Kommentar zum subjektiven Geist, Kapitel 32
Und eine Warnung, die bleibt
Sie steht am Anfang und gilt für den ganzen Teil: Im Menschen ist „nur eine Vernunft im Gefühl, Wollen und Denken.“
Wer daraus Vermögen macht, die nebeneinander arbeiten, hat die Sache verfehlt — und zwar nicht nur bei Hegel. Es ist dieselbe Verfehlung, die entsteht, wenn man Kognition und Emotion als getrennte Systeme behandelt, die einander stören. [KF]
Teil II: Die Rezeption
Wer den subjektiven Geist gelesen hat, kennt Hegels Text. Was daraus gemacht wurde, ist eine eigene Geschichte — und sie beginnt bei Hegel selbst, in den Kollegien, und führt über die Schüler und ihre Gegner bis zu den Kommentaren der Gegenwart.

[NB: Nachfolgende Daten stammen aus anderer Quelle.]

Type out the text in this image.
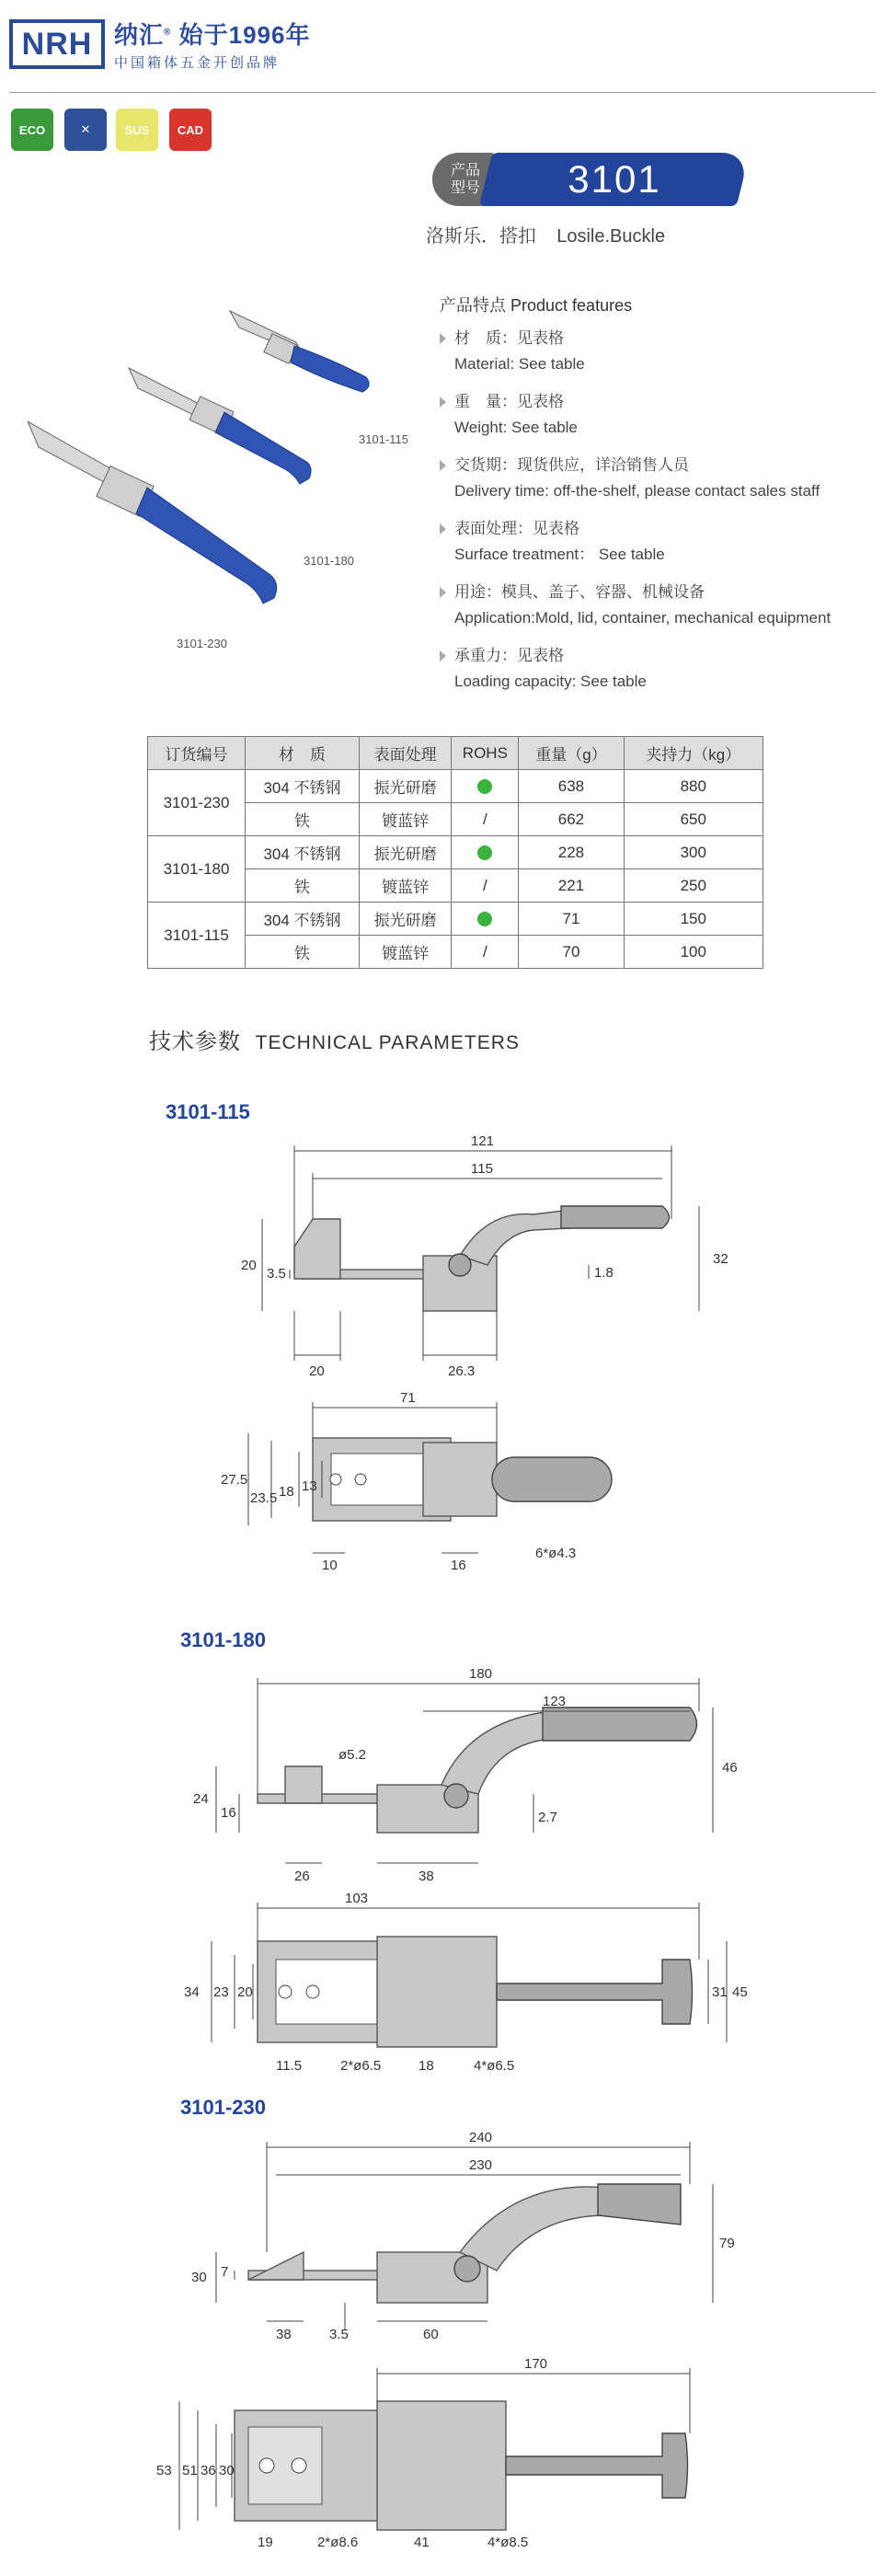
NRH 纳汇® 始于1996年
中国箱体五金开创品牌
ECO	✕	SUS	CAD
产品型号	3101
洛斯乐．搭扣 Losile.Buckle
3101-115
3101-180
3101-230
产品特点 Product features
材　质：见表格
Material: See table
重　量：见表格
Weight: See table
交货期：现货供应，详洽销售人员
Delivery time: off-the-shelf, please contact sales staff
表面处理：见表格
Surface treatment： See table
用途：模具、盖子、容器、机械设备
Application:Mold, lid, container, mechanical equipment
承重力：见表格
Loading capacity: See table
订货编号	材　质	表面处理	ROHS	重量（g）	夹持力（kg）
3101-230	304 不锈钢	振光研磨		638	880
	铁	镀蓝锌	/	662	650
3101-180	304 不锈钢	振光研磨		228	300
	铁	镀蓝锌	/	221	250
3101-115	304 不锈钢	振光研磨		71	150
	铁	镀蓝锌	/	70	100
技术参数 TECHNICAL PARAMETERS
3101-115
121
115
32
20
3.5	1.8
20	26.3
71
27.5
23.5 18 13
10	16
6*ø4.3
3101-180
180
123
ø5.2
46
24
16	2.7
26	38
103
34 23 20	31 45
11.5	2*ø6.5	18	4*ø6.5
3101-230
240
230
79
30 7
38	3.5	60
170
53 51 36 30
19	2*ø8.6	41	4*ø8.5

Die Ordnung folgt der Nähe zum Autor: erst seine eigenen Vorlesungen, dann die, die ihn gehört haben, dann die, die ihn angriffen, zuletzt die, die ihn auslegen.

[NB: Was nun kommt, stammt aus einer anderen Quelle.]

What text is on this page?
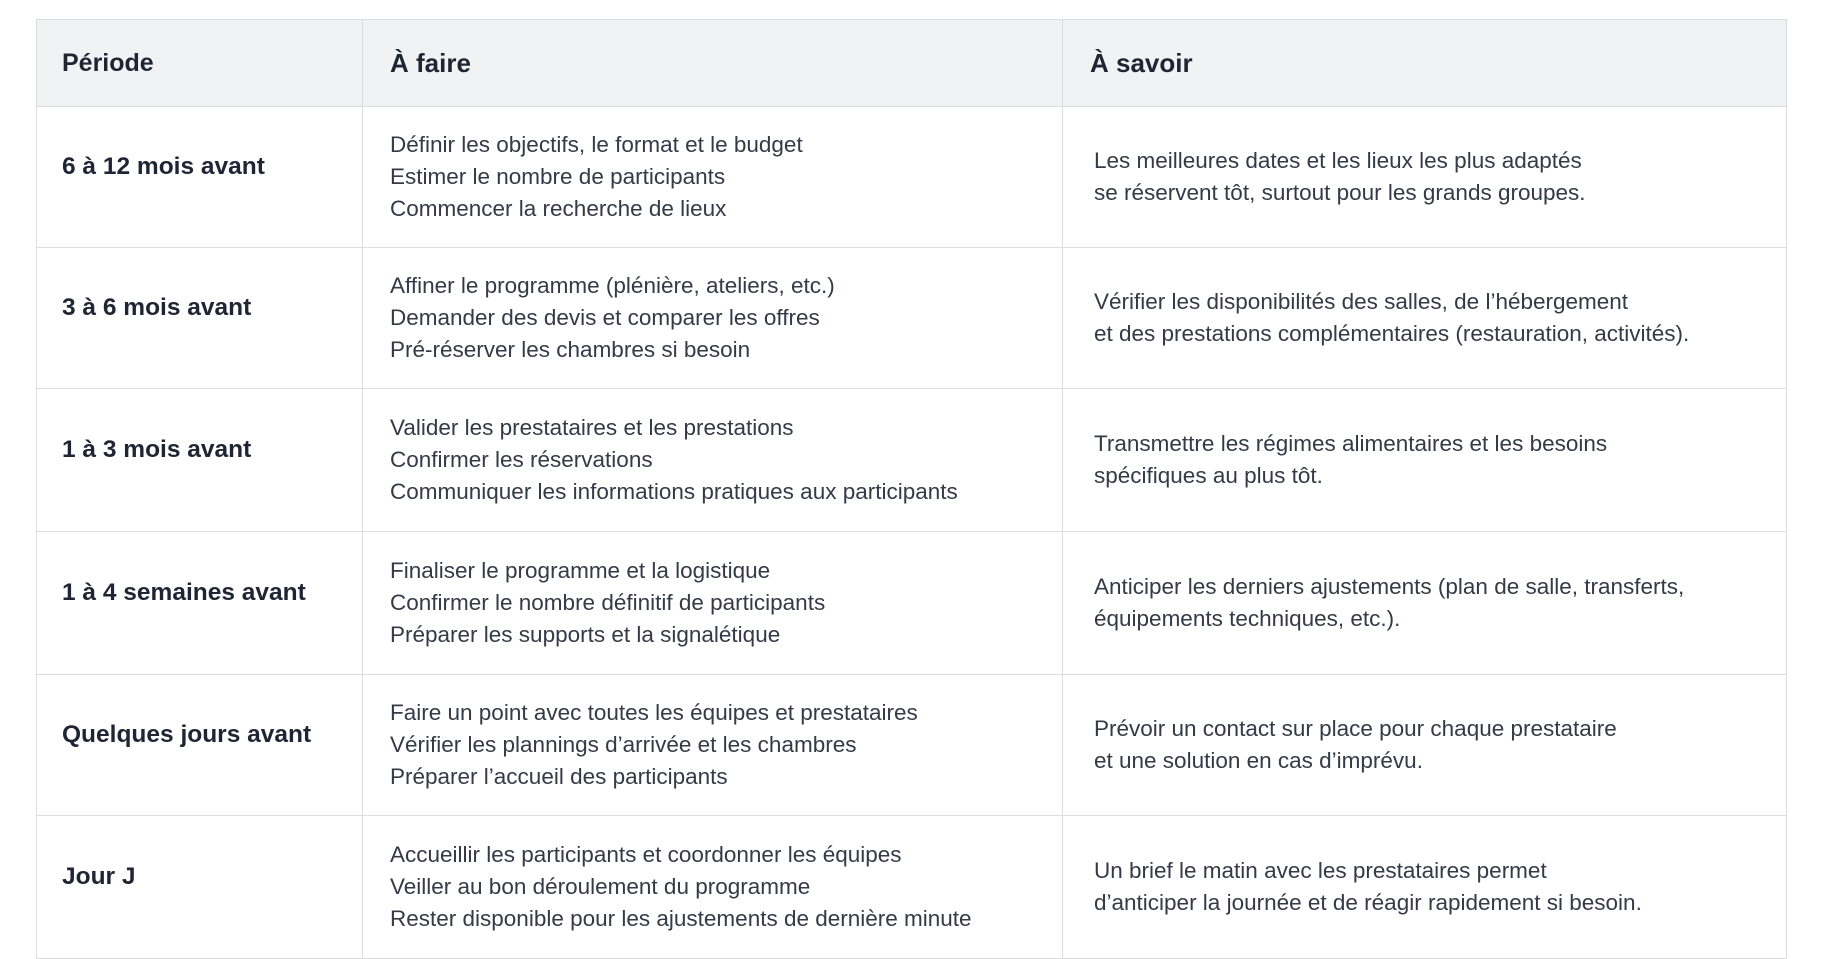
Période	À faire	À savoir
6 à 12 mois avant	Définir les objectifs, le format et le budget
Estimer le nombre de participants
Commencer la recherche de lieux	Les meilleures dates et les lieux les plus adaptés
se réservent tôt, surtout pour les grands groupes.

3 à 6 mois avant	Affiner le programme (plénière, ateliers, etc.)
Demander des devis et comparer les offres
Pré-réserver les chambres si besoin	Vérifier les disponibilités des salles, de l’hébergement
et des prestations complémentaires (restauration, activités).

1 à 3 mois avant	Valider les prestataires et les prestations
Confirmer les réservations
Communiquer les informations pratiques aux participants	Transmettre les régimes alimentaires et les besoins
spécifiques au plus tôt.

1 à 4 semaines avant	Finaliser le programme et la logistique
Confirmer le nombre définitif de participants
Préparer les supports et la signalétique	Anticiper les derniers ajustements (plan de salle, transferts,
équipements techniques, etc.).

Quelques jours avant	Faire un point avec toutes les équipes et prestataires
Vérifier les plannings d’arrivée et les chambres
Préparer l’accueil des participants	Prévoir un contact sur place pour chaque prestataire
et une solution en cas d’imprévu.

Jour J	Accueillir les participants et coordonner les équipes
Veiller au bon déroulement du programme
Rester disponible pour les ajustements de dernière minute	Un brief le matin avec les prestataires permet
d’anticiper la journée et de réagir rapidement si besoin.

II.1 Hegels eigene Vorlesungen
Die Nachschriften sind die erste Rezeption — von Hegel selbst, der denselben Stoff mehrfach vortrug und dabei umbaute. Sie liegen seit 2016 vollständig vor (GW 25.1–3): das Kolleg 1822 in der Nachschrift Hotho, 1825 in Griesheim, 1827/28 in Stolzenberg.
Was die Kollegien schon hergegeben haben, steht im ersten Teil: die Einteilung in Verben (ist — erscheint — bezieht sich auf sich), Hegels eigene Erklärung des Namens „Phänomenologie“, die Unterscheidung von subjektiver und objektiver Betrachtungsweise, die Bestimmung der Verrücktheit durch die Gegenwart des Inhalts — und der Beleg dafür, dass der freie Geist 1827/28 noch fehlt.